On 12-12-20 05:23 AM,
wrote:
> On Thursday, December 20, 2012 2:04:17 PM UTC+1, glen herrmannsfeldt wrote:
>>
>>> At first this approach was good, but now I'm finding many problems.
>>> Mostly I have to keep the two applications synchronized: if I add
>>> a parameter (maybe in the middle of the answer, because an array
>>> size is increased) or enlarge a numerical values (from 1 to 2 bytes)
>>> or something else, I have to change both applications.
>>> I usually want to have a retro-compatible master application
>>> (master should communicate well with new or older slaves
>>> application), so the code will be filled with many ifs
>>> (if the slave answer version is 1.0 than there is one parameter
>>> here, if it is 1.2 the array size is 3 and not 2...)
>>
>>> Is there a better approach to exchange data on the wire between
>>> two C applications, considering the limitations of memory,
>>> the low speed and the length of messages of a small embedded
>>> platform?
>>
>> You might look at XDR, which is meant for communication between
>> unlike devices. It may or may not do what you want, but it is
>> conveniently well standardized. (It is in a few internet RFCs.)
>
> Thank you for your suggestion. Anyway XDR seems to encode everything with a 4-bytes unit base. I have many small integer values and many bytes would be added without info.
>
> I'd like to use a more compact serialization format and simple to implement in embedded applications.
> BSON? JSON? Protocol Buffers? Other suggestions?
>
JSON has certain advantages. Since everything is text it is extensible
by interpretation. It's delimited by {} so boundaries are clear.
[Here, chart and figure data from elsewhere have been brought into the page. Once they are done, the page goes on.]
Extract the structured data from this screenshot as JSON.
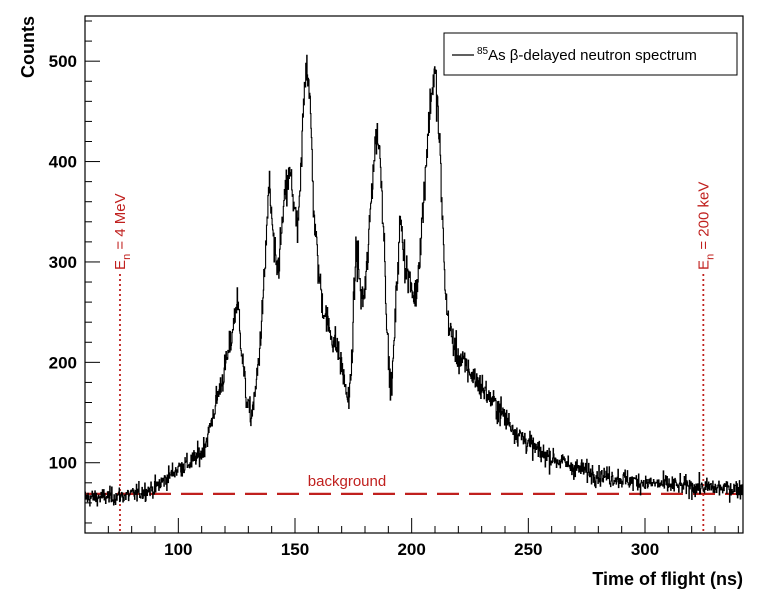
{
  "chart_data": {
    "type": "line",
    "title": "",
    "xlabel": "Time of flight (ns)",
    "ylabel": "Counts",
    "xlim": [
      60,
      342
    ],
    "ylim": [
      30,
      545
    ],
    "x_ticks": [
      100,
      150,
      200,
      250,
      300
    ],
    "y_ticks": [
      100,
      200,
      300,
      400,
      500
    ],
    "grid": false,
    "legend": {
      "placement": "top-right",
      "entries": [
        {
          "sup": "85",
          "label": "As β-delayed neutron spectrum"
        }
      ]
    },
    "series": [
      {
        "name": "85As β-delayed neutron spectrum",
        "color": "#000000",
        "x": [
          60,
          70,
          80,
          90,
          95,
          100,
          105,
          110,
          113,
          116,
          119,
          122,
          124,
          125,
          126,
          127,
          129,
          131,
          133,
          135,
          137,
          138,
          139,
          140,
          141,
          142,
          143,
          144,
          145,
          146,
          147,
          148,
          149,
          150,
          151,
          152,
          153,
          154,
          155,
          156,
          157,
          158,
          160,
          162,
          165,
          168,
          170,
          172,
          173,
          174,
          175,
          176,
          177,
          178,
          179,
          180,
          181,
          182,
          183,
          184,
          185,
          186,
          187,
          188,
          189,
          190,
          191,
          192,
          193,
          194,
          195,
          196,
          197,
          198,
          199,
          200,
          201,
          202,
          203,
          204,
          205,
          206,
          207,
          208,
          209,
          210,
          211,
          212,
          213,
          214,
          215,
          217,
          220,
          225,
          230,
          235,
          240,
          245,
          250,
          255,
          260,
          270,
          280,
          290,
          300,
          310,
          320,
          330,
          342
        ],
        "values": [
          65,
          66,
          68,
          75,
          85,
          95,
          100,
          110,
          130,
          160,
          185,
          215,
          245,
          262,
          245,
          215,
          165,
          145,
          170,
          220,
          290,
          345,
          375,
          340,
          310,
          290,
          300,
          325,
          350,
          370,
          380,
          385,
          370,
          345,
          330,
          360,
          420,
          480,
          505,
          470,
          420,
          350,
          290,
          255,
          230,
          215,
          195,
          170,
          160,
          190,
          250,
          310,
          300,
          270,
          260,
          275,
          300,
          340,
          380,
          410,
          430,
          415,
          380,
          330,
          260,
          200,
          170,
          200,
          250,
          300,
          340,
          325,
          300,
          290,
          280,
          270,
          265,
          270,
          300,
          330,
          360,
          400,
          430,
          460,
          480,
          485,
          455,
          410,
          350,
          290,
          250,
          225,
          205,
          190,
          175,
          160,
          145,
          130,
          120,
          110,
          105,
          95,
          88,
          84,
          80,
          78,
          76,
          75,
          74
        ]
      }
    ],
    "background_level": 69,
    "background_label": "background",
    "markers": [
      {
        "x": 75,
        "label_main": "E",
        "label_sub": "n",
        "label_rest": " = 4 MeV",
        "color": "#c0201e"
      },
      {
        "x": 325,
        "label_main": "E",
        "label_sub": "n",
        "label_rest": " = 200 keV",
        "color": "#c0201e"
      }
    ]
  }
}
Interpreting fields is up to the protocol interpreter since the data
won't tell you its type, however it is reasonably easy to work out a
scheme of some sort.
e.g. {"int_array":[1,3,34,245],"string":"Hello, World","double":2.34}
It is certainly easy to come up with a more compact protocol and sane
updates to a specification are required in any case but it's easily
extensible and debugged and widely used.